Note that since the approach belongs to the first class of categories proposed in [50], the order $\underline{≻}$ ( $\underline{≺}$ ) are formulated as $A_{1} \underline{≻} A_{2}$ ( $A_{1} \underline{≺} A_{2}$ ) if and only if A₁ ≻ A₂ or A₁ ∼ A₂ (A₁ ≺ A₂ or A₁ ∼ A₂).

The following theorem proves the aforementioned properties for the proposed indices.

Theorem 1. S - A, S - A - e indices satisfy Properties P₁ to P₉.

Proof. In appendix.

Remark 3. A₁ ⊕ (A₂ ⊕ A₃) ∼ (A₁ ⊕ A₂) ⊕ A₃. Based on considering and A₁ ⊕ (A₂ ⊕ A₃) = (m₁ + (m₂ + m₃) , n₁ + (n₂ + n₃) , α₁ + (α₂ + α₃) , β₁ + (β₂ + β₃)) _LR, and (A₁ ⊕ A₂) ⊕ A₃ = ((m₁ + m₂) + m₃, (n₁ + n₂) + n₃, (α₁ + α₂) + α₃, (β₁ + β₂) + β₃) _LR.

Since the association is verified for real numbers, for example: (m₁ + m₂) + m₃ = m₁ + (m₂ + m₃), the remark is easily proved.
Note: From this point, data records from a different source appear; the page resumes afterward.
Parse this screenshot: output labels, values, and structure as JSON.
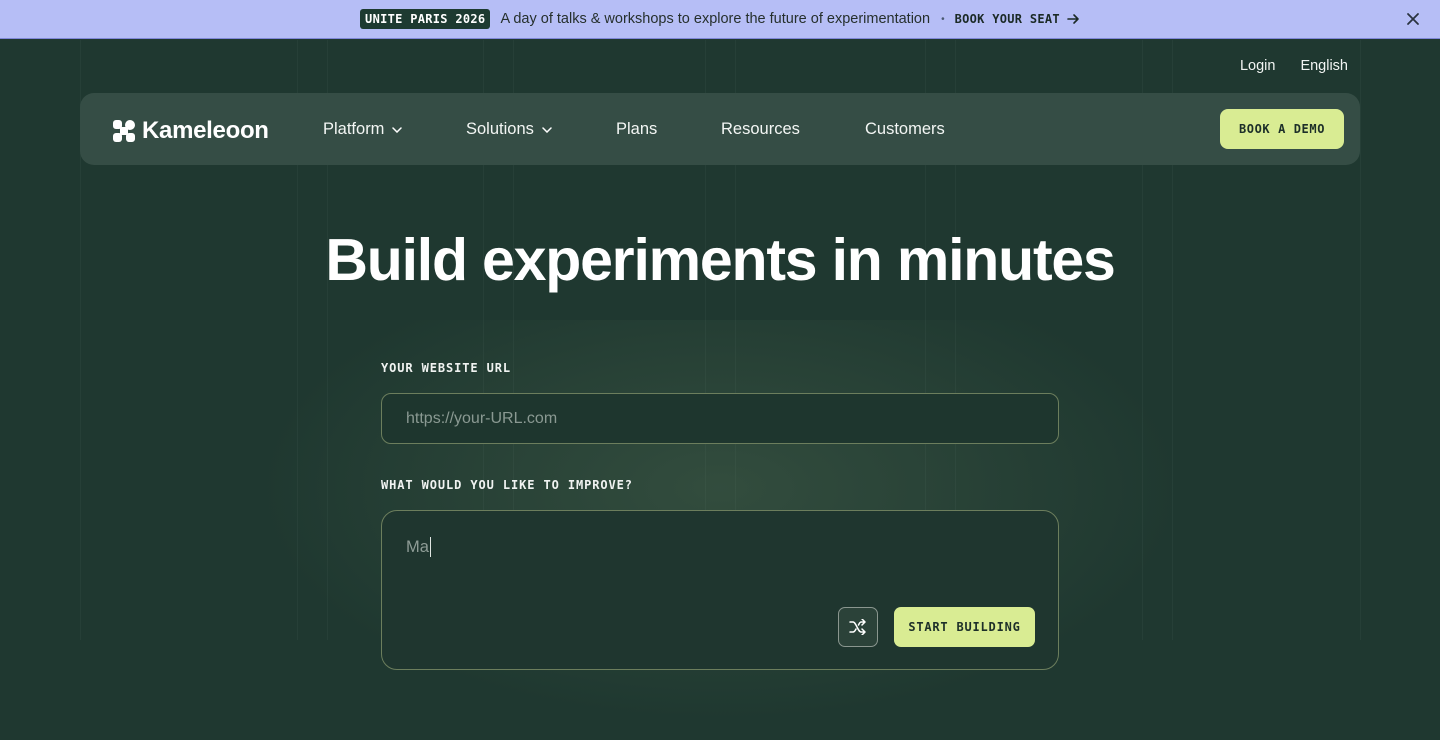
{
  "announcement": {
    "tag": "UNITE PARIS 2026",
    "message": "A day of talks & workshops to explore the future of experimentation",
    "separator": "•",
    "cta": "BOOK YOUR SEAT"
  },
  "utility": {
    "login": "Login",
    "language": "English"
  },
  "nav": {
    "logo": "Kameleoon",
    "items": [
      {
        "label": "Platform",
        "has_dropdown": true
      },
      {
        "label": "Solutions",
        "has_dropdown": true
      },
      {
        "label": "Plans",
        "has_dropdown": false
      },
      {
        "label": "Resources",
        "has_dropdown": false
      },
      {
        "label": "Customers",
        "has_dropdown": false
      }
    ],
    "demo_button": "BOOK A DEMO"
  },
  "hero": {
    "title": "Build experiments in minutes",
    "url_label": "YOUR WEBSITE URL",
    "url_placeholder": "https://your-URL.com",
    "improve_label": "WHAT WOULD YOU LIKE TO IMPROVE?",
    "improve_value": "Ma",
    "start_button": "START BUILDING"
  },
  "colors": {
    "background": "#1f3830",
    "announcement_bar": "#b6bef6",
    "nav_bar": "#354d45",
    "accent": "#d9ec93"
  },
  "icons": [
    "arrow-right-icon",
    "close-icon",
    "kameleoon-logo-icon",
    "chevron-down-icon",
    "shuffle-icon"
  ]
}
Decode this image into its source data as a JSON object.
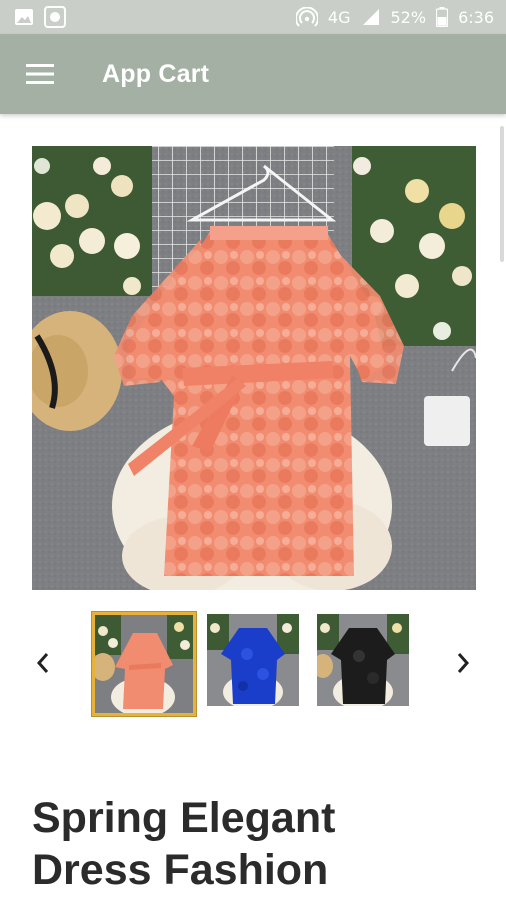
{
  "status_bar": {
    "network": "4G",
    "battery": "52%",
    "time": "6:36",
    "icons": [
      "image-icon",
      "record-icon",
      "hotspot-icon",
      "signal-icon",
      "battery-icon"
    ]
  },
  "app_bar": {
    "title": "App Cart",
    "menu_icon": "hamburger-menu-icon",
    "background": "#a5b0a4"
  },
  "product": {
    "title_line1": "Spring Elegant",
    "title_line2": "Dress Fashion",
    "main_image": "coral-petal-dress",
    "thumbnails": [
      {
        "variant": "coral",
        "color": "#f0866a",
        "selected": true
      },
      {
        "variant": "blue",
        "color": "#1a3ec9",
        "selected": false
      },
      {
        "variant": "black",
        "color": "#1c1c1c",
        "selected": false
      }
    ]
  },
  "carousel": {
    "prev_icon": "chevron-left-icon",
    "next_icon": "chevron-right-icon"
  }
}
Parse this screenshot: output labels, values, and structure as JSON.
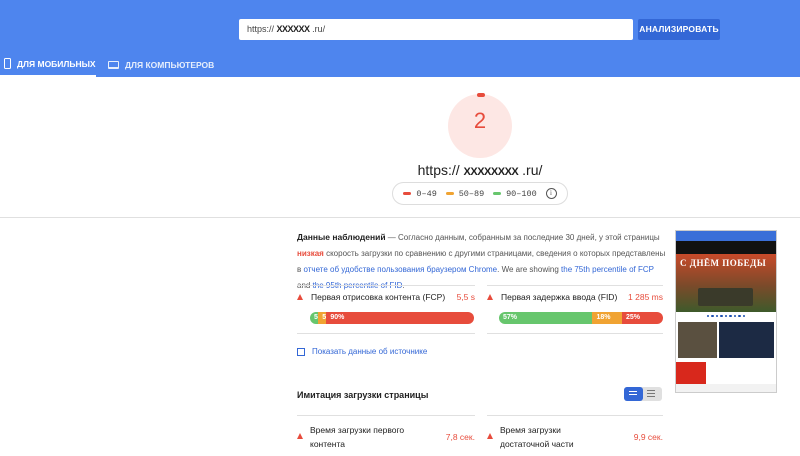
{
  "search": {
    "url": "https:// ",
    "url_masked": "XXXXXX",
    "url_suffix": ".ru/",
    "button": "АНАЛИЗИРОВАТЬ"
  },
  "tabs": [
    {
      "label": "ДЛЯ МОБИЛЬНЫХ",
      "icon": "phone-icon",
      "active": true
    },
    {
      "label": "ДЛЯ КОМПЬЮТЕРОВ",
      "icon": "laptop-icon",
      "active": false
    }
  ],
  "score": {
    "value": "2",
    "color": "#e74c3c"
  },
  "site": {
    "prefix": "https://",
    "masked": "XXXXXXXX",
    "suffix": ".ru/"
  },
  "legend": [
    {
      "label": "0–49",
      "color": "#e74c3c"
    },
    {
      "label": "50–89",
      "color": "#f0a332"
    },
    {
      "label": "90–100",
      "color": "#67c66d"
    }
  ],
  "field_data": {
    "title": "Данные наблюдений",
    "text_1": " — Согласно данным, собранным за последние 30 дней, у этой страницы ",
    "low_word": "низкая",
    "text_2": " скорость загрузки по сравнению с другими страницами, сведения о которых представлены в ",
    "report_link": "отчете об удобстве пользования браузером Chrome",
    "text_3": ". We are showing ",
    "fcp_link": "the 75th percentile of FCP",
    "text_4": " and ",
    "fid_link": "the 95th percentile of FID",
    "text_5": "."
  },
  "metrics": {
    "fcp": {
      "label": "Первая отрисовка контента (FCP)",
      "value": "5,5 s",
      "segments": [
        {
          "label": "5%",
          "pct": 5
        },
        {
          "label": "5%",
          "pct": 5
        },
        {
          "label": "90%",
          "pct": 90
        }
      ]
    },
    "fid": {
      "label": "Первая задержка ввода (FID)",
      "value": "1 285 ms",
      "segments": [
        {
          "label": "57%",
          "pct": 57
        },
        {
          "label": "18%",
          "pct": 18
        },
        {
          "label": "25%",
          "pct": 25
        }
      ]
    }
  },
  "origin_checkbox": "Показать данные об источнике",
  "lab": {
    "title": "Имитация загрузки страницы",
    "items": [
      {
        "label": "Время загрузки первого контента",
        "value": "7,8 сек."
      },
      {
        "label": "Время загрузки достаточной части контента",
        "value": "9,9 сек."
      }
    ]
  },
  "thumbnail": {
    "hero_text": "С ДНЁМ ПОБЕДЫ"
  }
}
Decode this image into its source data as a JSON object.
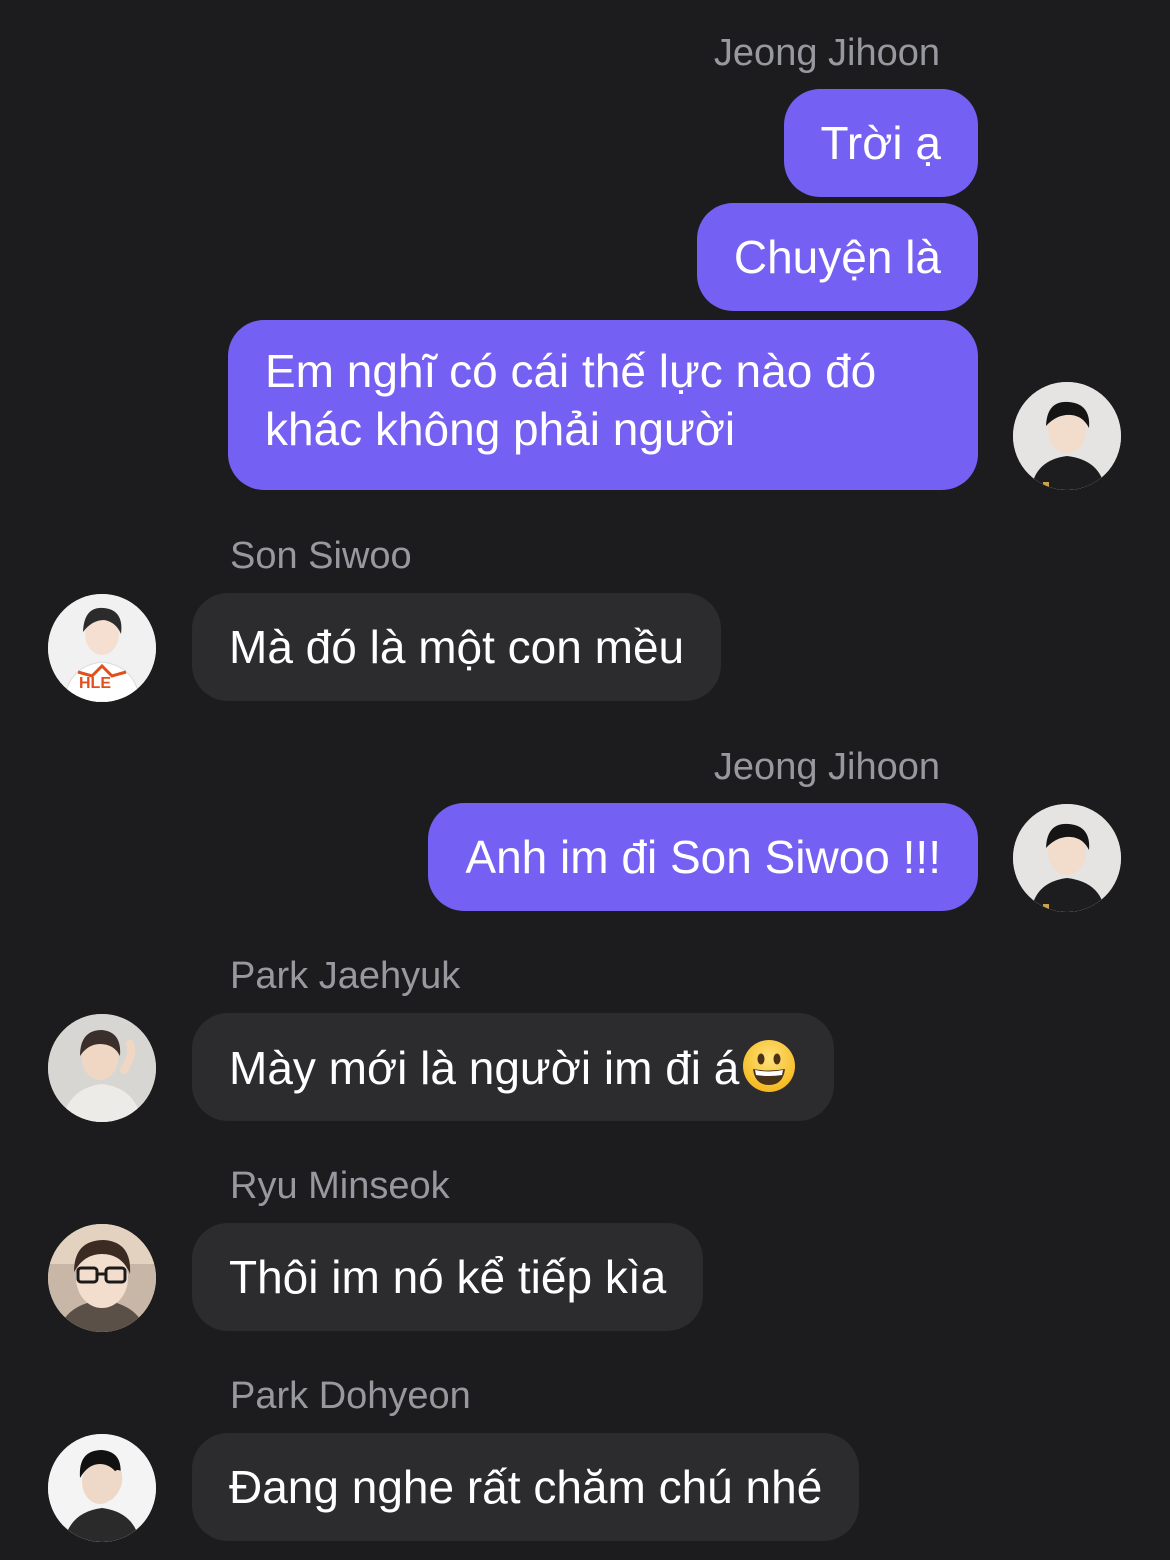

Remark 4. A₁ ⊗ (A₂ ⊕ A₃) ∼ (A₁ ⊗ A₂) ⊕ (A₁ ⊗ A₃). Based on verifying the distribution rule of real numbers and this note that S - A index provides a real number, the proof is done.

4 Numerical examples

In this section, we test the approach on several benchmark examples, taken from the literature, as well as those constructed by ourselves. We focus on different cases and on how the approach treats different situations. It should be noted that in all figures, vertical and horizontal axes represent the variable’s membership grade and universe, respectively. The value of parameter pis chosen two.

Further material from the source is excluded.